More top NFL quarterbacks have been born on February 14th than any other day. (Here’s a list of the Valentine’s birthdays in the NFL.) With 366 potential days, it should be pretty rare that days double up, but we know that with any group of people selected at random, we will have some that share a birthday, and plenty of days that are not represented at all.
Of the Top 50 quarterbacks in career passing yards, three (Jim Kelly, Drew Bledsoe, and Steve McNair) were born on Valentine’s Day. It is the only day to have three such passers. There are only three other days to have multiple shared birthdays among the top 50. They are January 3rd (Eli Manning and Jim Everett), February 15th (John Hadl and Ken Anderson), and April 29th (Jim Hart and Jay Cutler). That’s right, the day after Valentine’s adds two more, and 10% of the quarterbacks in the Top 50 in passing yards were born in this two-day period. In contrast, no other month has more than 5 quarterbacks in the Top 50.
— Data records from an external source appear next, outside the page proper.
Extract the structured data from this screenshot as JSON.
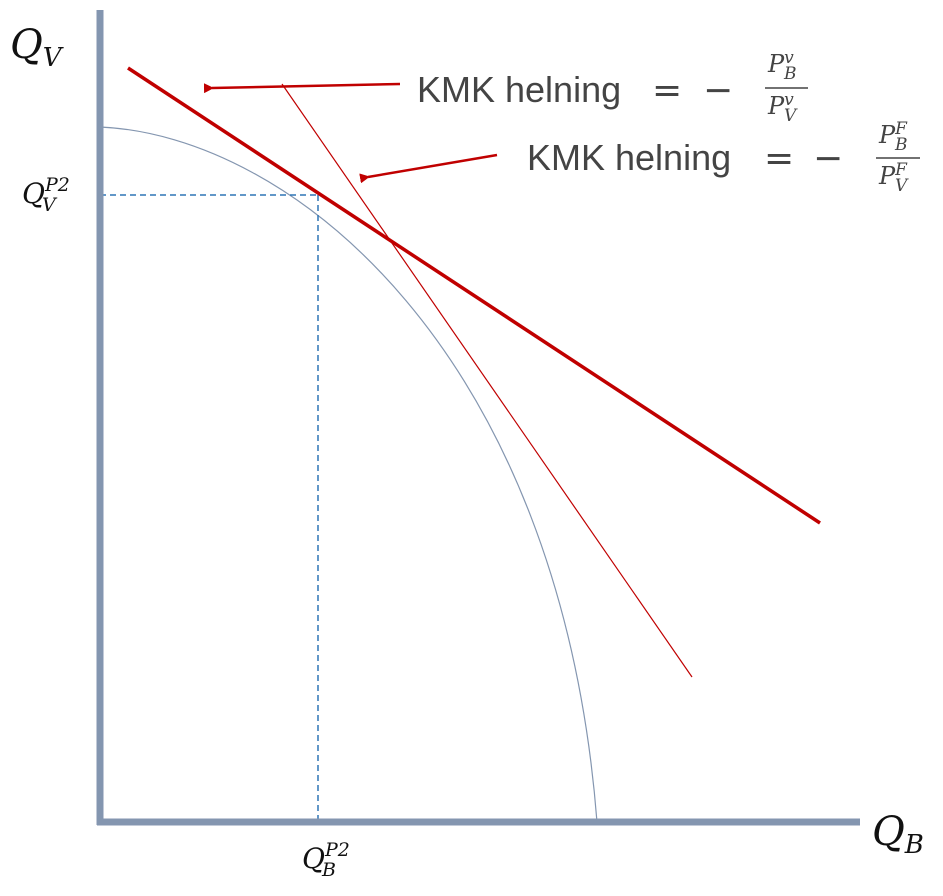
{
  "axes": {
    "y_label": {
      "main": "Q",
      "sub": "V"
    },
    "x_label": {
      "main": "Q",
      "sub": "B"
    },
    "color": "#8496b0"
  },
  "ticks": {
    "y_tick": {
      "main": "Q",
      "sub": "V",
      "sup": "P2"
    },
    "x_tick": {
      "main": "Q",
      "sub": "B",
      "sup": "P2"
    }
  },
  "annotations": [
    {
      "text": "KMK helning",
      "equals": "=",
      "minus": "−",
      "numerator": {
        "main": "P",
        "sub": "B",
        "sup": "v"
      },
      "denominator": {
        "main": "P",
        "sub": "V",
        "sup": "v"
      }
    },
    {
      "text": "KMK helning",
      "equals": "=",
      "minus": "−",
      "numerator": {
        "main": "P",
        "sub": "B",
        "sup": "F"
      },
      "denominator": {
        "main": "P",
        "sub": "V",
        "sup": "F"
      }
    }
  ],
  "colors": {
    "thick_line": "#c00000",
    "thin_line": "#c00000",
    "curve": "#8496b0",
    "dashed": "#2e75b6",
    "arrow": "#c00000"
  }
}
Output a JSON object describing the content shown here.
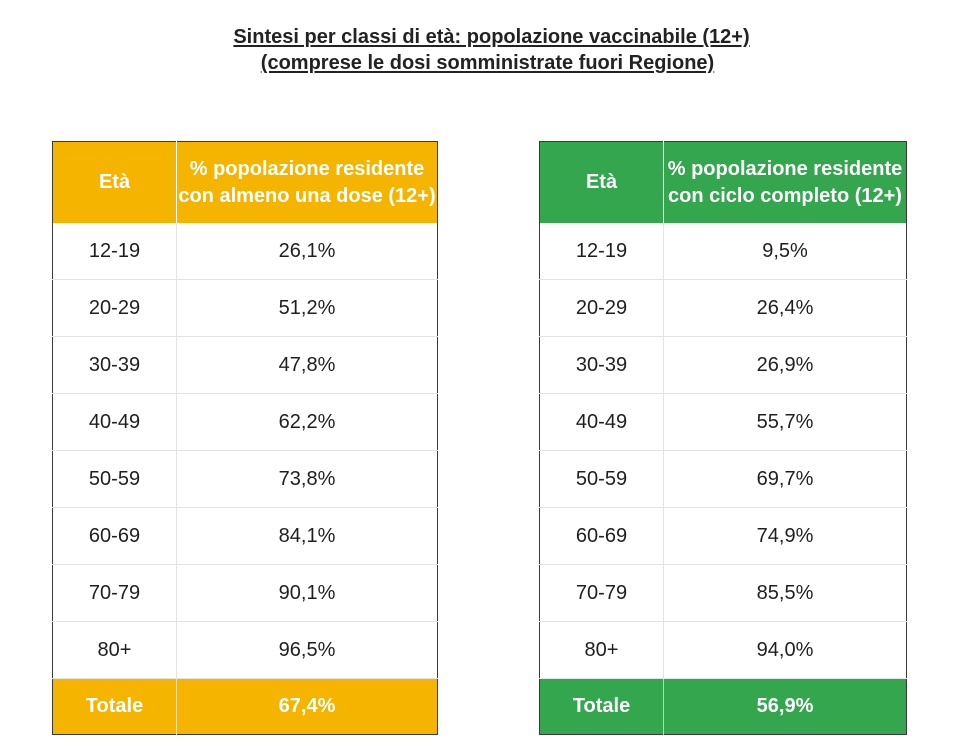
{
  "title": {
    "line1": "Sintesi per classi di età: popolazione vaccinabile (12+)",
    "line2": "(comprese le dosi somministrate fuori Regione)"
  },
  "tables": [
    {
      "header_age": "Età",
      "header_value": "% popolazione residente con almeno una dose (12+)",
      "header_color": "#f5b400",
      "rows": [
        {
          "age": "12-19",
          "value": "26,1%"
        },
        {
          "age": "20-29",
          "value": "51,2%"
        },
        {
          "age": "30-39",
          "value": "47,8%"
        },
        {
          "age": "40-49",
          "value": "62,2%"
        },
        {
          "age": "50-59",
          "value": "73,8%"
        },
        {
          "age": "60-69",
          "value": "84,1%"
        },
        {
          "age": "70-79",
          "value": "90,1%"
        },
        {
          "age": "80+",
          "value": "96,5%"
        }
      ],
      "total_label": "Totale",
      "total_value": "67,4%"
    },
    {
      "header_age": "Età",
      "header_value": "% popolazione residente con ciclo completo (12+)",
      "header_color": "#33a64e",
      "rows": [
        {
          "age": "12-19",
          "value": "9,5%"
        },
        {
          "age": "20-29",
          "value": "26,4%"
        },
        {
          "age": "30-39",
          "value": "26,9%"
        },
        {
          "age": "40-49",
          "value": "55,7%"
        },
        {
          "age": "50-59",
          "value": "69,7%"
        },
        {
          "age": "60-69",
          "value": "74,9%"
        },
        {
          "age": "70-79",
          "value": "85,5%"
        },
        {
          "age": "80+",
          "value": "94,0%"
        }
      ],
      "total_label": "Totale",
      "total_value": "56,9%"
    }
  ]
}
It doesn’t end there for Valentine’s Day, as Chase Stuart notes:
If we drop the cut-off to 16,000 yards, we jump to 137 quarterbacks but get to include David Garrard, another Valentine’s Day baby. But wait, there’s more: If we drop the threshold to 3,500 passing yards, we get to include Patrick Ramsey and Anthony Wright. Those guys may not impress you, but consider that only 334 players have thrown for 3,500 yards. That means dozens of days have zero quarterbacks with 3,500 yards — including New Year’s Day, Cinco De Mayo, Halloween, and Christmas Eve — so slotting in Ramsey and Wright as QB5 and QB6 on your birthday dream team is pretty damn good.
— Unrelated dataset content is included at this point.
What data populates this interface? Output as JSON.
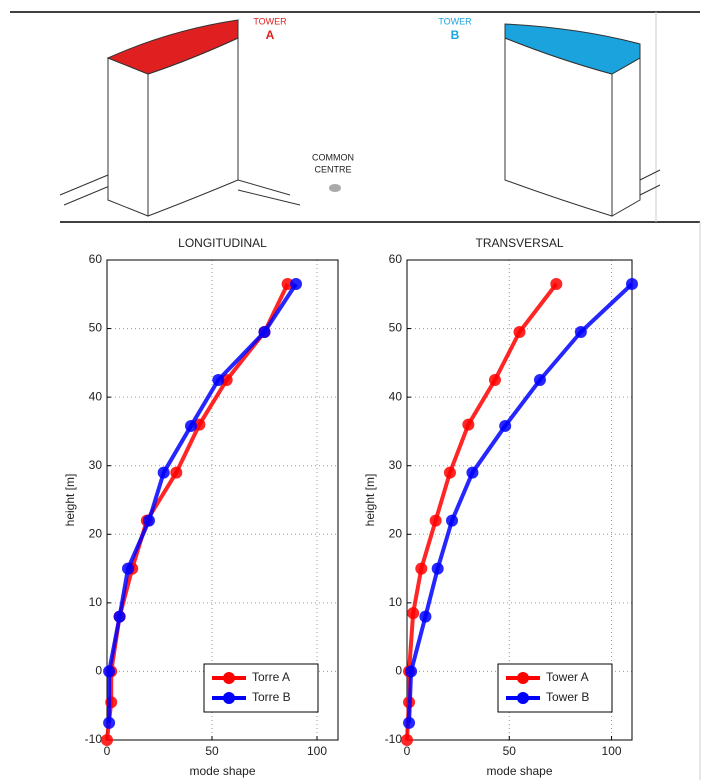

And Christian Hackenberg was also born on Valentine’s Day, Jets fans. Also not mentioned: Jared Lorenzen and his 28 career passing yards shares a February 14th birthday as well.
On the other end of the spectrum, what day has produced the most busts? Well, it’s also in February. Of the 50 least productive quarterbacks drafted in the first 50 picks since the merger, three were born on February 25th: Todd Blackledge, Pat White, and Christian Ponder.